The City as a Law and Economic Subject

ABSTRACT:

Local government law has fallen behind the times. Over the past two decades, economists have developed a deep understanding of “agglomeration economics,” or the study of how and why mobile citizens and firms locate in cities. Their work argues that people decide to move to cities because of the reduced transportation costs for goods, increased labor market depth, and intellectual spillovers cities provide – that is, individuals and firms locate in cities in order to get the benefits of being near one another. Economically-minded local government law scholars have ignored this burgeoning literature and instead have continued to examine exclusively a separate set of benefits people get from their location decisions, the gains from “sorting.” As analyzed in the well-known Tiebout model, individuals move between local governments in a region in order to receive public policies that fit their preferences.

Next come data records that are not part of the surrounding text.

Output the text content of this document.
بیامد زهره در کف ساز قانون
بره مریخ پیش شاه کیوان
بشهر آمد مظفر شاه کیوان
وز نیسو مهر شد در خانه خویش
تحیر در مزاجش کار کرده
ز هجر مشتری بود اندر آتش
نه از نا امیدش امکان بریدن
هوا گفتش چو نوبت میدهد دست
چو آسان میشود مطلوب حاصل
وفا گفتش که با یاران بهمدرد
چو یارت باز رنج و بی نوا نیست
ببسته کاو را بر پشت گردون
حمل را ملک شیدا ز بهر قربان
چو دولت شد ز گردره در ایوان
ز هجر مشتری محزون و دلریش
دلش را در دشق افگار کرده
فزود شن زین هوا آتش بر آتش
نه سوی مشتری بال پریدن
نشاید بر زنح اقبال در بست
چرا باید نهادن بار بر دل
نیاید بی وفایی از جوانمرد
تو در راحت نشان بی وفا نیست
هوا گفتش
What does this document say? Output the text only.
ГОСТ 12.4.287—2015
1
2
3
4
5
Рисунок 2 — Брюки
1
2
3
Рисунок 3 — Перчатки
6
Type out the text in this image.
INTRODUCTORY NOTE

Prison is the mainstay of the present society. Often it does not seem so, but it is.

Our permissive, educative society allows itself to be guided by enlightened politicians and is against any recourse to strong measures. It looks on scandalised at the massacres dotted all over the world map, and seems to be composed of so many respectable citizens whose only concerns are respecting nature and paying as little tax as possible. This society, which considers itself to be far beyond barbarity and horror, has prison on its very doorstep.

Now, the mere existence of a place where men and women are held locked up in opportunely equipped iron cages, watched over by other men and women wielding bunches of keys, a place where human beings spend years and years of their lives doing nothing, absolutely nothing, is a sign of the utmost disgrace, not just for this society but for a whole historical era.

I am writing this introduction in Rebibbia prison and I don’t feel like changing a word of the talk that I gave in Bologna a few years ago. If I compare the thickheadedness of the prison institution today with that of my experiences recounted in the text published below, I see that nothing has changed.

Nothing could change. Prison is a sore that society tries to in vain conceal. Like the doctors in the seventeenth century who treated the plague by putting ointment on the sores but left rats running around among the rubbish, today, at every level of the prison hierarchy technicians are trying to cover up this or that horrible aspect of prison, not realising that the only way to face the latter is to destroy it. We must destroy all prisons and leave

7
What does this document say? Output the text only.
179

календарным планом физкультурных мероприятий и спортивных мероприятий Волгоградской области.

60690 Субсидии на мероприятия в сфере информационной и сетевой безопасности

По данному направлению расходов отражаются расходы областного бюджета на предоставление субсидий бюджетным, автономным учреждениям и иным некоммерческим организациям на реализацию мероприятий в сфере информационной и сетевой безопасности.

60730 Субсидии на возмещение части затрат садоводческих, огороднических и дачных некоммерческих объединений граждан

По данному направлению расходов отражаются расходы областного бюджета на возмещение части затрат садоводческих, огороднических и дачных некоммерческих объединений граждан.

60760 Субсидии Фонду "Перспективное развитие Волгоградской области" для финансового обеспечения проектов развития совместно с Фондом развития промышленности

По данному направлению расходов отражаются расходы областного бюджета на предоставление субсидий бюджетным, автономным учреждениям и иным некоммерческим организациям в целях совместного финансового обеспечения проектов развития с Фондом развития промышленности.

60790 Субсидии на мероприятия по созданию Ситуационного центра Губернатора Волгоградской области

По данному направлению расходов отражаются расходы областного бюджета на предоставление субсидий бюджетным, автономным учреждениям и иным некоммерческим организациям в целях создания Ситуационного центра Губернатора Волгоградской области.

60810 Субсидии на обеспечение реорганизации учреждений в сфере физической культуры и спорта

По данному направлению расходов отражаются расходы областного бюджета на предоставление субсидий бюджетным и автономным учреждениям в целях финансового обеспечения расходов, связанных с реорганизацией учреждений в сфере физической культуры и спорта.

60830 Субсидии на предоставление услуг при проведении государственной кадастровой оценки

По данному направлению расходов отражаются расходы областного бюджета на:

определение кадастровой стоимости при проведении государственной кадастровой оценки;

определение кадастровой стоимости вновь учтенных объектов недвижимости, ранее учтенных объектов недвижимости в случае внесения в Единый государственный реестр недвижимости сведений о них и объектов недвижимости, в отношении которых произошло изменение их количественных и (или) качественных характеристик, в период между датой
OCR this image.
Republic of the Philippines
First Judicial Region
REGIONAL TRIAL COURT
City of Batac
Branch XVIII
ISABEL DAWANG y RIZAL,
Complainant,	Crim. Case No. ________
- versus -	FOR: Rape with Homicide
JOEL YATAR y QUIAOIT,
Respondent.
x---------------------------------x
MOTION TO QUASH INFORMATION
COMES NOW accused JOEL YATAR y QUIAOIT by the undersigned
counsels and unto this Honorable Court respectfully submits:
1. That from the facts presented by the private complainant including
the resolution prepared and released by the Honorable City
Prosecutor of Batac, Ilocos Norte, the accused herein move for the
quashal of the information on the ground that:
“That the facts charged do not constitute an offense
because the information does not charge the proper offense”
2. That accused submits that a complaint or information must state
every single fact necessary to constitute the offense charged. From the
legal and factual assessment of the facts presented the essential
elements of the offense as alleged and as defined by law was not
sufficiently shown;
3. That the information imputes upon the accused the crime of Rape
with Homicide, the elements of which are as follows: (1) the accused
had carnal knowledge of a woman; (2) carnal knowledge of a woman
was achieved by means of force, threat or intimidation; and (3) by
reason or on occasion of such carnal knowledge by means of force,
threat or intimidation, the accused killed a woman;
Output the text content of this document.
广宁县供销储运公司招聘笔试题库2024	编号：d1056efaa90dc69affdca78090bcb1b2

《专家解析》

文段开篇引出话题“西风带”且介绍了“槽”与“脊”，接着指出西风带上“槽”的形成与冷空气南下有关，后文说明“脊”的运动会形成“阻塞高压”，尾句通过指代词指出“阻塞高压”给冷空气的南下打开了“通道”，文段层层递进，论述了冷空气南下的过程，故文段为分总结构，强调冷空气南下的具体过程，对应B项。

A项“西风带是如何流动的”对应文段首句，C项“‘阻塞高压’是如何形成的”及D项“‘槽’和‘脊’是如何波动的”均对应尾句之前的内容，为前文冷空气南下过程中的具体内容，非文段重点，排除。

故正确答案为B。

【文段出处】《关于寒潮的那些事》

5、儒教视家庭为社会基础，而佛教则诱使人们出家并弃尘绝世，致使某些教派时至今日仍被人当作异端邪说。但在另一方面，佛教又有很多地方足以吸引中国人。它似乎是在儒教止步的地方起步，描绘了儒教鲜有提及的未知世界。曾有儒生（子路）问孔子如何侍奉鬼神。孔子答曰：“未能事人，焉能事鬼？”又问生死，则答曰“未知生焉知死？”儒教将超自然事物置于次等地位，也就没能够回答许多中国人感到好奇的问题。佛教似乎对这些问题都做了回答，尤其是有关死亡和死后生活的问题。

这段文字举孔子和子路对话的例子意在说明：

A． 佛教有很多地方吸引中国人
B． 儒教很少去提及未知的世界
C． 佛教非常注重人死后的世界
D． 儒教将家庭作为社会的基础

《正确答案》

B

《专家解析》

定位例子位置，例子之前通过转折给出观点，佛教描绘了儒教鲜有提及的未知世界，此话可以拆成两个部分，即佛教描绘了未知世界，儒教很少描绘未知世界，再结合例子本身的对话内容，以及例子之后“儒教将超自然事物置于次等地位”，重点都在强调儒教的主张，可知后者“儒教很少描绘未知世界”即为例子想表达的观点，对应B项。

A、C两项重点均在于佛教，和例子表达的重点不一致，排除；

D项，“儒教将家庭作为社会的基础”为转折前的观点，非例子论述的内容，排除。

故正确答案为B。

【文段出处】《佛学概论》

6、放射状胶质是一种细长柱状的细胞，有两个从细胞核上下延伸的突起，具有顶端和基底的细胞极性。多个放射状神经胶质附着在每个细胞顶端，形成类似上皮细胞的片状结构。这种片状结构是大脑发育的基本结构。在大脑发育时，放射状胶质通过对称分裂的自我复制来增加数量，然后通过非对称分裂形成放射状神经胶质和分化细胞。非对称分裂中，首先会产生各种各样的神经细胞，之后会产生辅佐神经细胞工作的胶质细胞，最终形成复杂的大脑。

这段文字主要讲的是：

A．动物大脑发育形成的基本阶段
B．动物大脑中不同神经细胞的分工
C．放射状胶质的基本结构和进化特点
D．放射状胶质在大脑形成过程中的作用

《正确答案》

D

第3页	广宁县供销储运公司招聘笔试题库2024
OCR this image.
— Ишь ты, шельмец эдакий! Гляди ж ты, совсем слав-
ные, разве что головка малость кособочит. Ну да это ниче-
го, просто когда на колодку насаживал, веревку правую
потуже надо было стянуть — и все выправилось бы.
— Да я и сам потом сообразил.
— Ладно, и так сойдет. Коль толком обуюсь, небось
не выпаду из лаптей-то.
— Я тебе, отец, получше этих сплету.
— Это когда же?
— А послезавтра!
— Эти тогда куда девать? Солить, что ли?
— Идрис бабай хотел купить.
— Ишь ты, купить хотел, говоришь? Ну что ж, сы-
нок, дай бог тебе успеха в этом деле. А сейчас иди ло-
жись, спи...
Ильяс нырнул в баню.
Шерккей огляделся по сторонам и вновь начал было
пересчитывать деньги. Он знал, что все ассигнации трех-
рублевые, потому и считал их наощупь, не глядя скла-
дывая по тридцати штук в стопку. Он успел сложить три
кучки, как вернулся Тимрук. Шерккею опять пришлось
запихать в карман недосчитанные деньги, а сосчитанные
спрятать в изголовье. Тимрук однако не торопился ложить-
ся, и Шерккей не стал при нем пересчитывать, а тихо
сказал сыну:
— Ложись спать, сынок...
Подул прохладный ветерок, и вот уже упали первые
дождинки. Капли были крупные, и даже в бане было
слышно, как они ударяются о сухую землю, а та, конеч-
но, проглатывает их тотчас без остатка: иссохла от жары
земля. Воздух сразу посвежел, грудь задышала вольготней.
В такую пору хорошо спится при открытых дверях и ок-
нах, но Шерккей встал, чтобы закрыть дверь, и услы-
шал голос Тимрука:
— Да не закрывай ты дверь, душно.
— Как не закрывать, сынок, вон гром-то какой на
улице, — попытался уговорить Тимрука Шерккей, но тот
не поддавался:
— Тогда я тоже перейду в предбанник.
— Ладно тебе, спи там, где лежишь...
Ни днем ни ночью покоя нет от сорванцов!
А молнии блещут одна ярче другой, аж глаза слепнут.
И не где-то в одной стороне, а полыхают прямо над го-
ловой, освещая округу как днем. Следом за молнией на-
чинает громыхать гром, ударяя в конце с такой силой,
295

This paper seeks to develop the framework for a modern law and economic method for analyzing local governmental law. Specifically, it claims that there is an inverse relationship between the gains from agglomeration and sorting. Having many small local governments, and enabling individuals to choose their local public policies by sorting among them, affects the organization and density of people in metropolitan areas, creating movement away from economically optimal location decisions. Sorting thus reduces agglomerative efficiency. Similarly, the existence of agglomerative gains means that individuals are making location decisions for reasons other than matching their preferences for public policies. Agglomeration therefore causes a reduction in the efficiency of sorting.

States face a trade off between maximizing agglomerative and sorting efficiency in deciding how much power, and which responsibilities, to allocate to local governments. The need to balance these two conflicting sources of efficiency and changes in the nature of agglomerative gains over the last hundred years explains a great deal about the history of American local government law, current allocations of power between local governments and state legislatures, judicial decisions about local governmental power and the proper role for the federal government in policy areas, like housing and transportation, that are primarily regulated at the local level.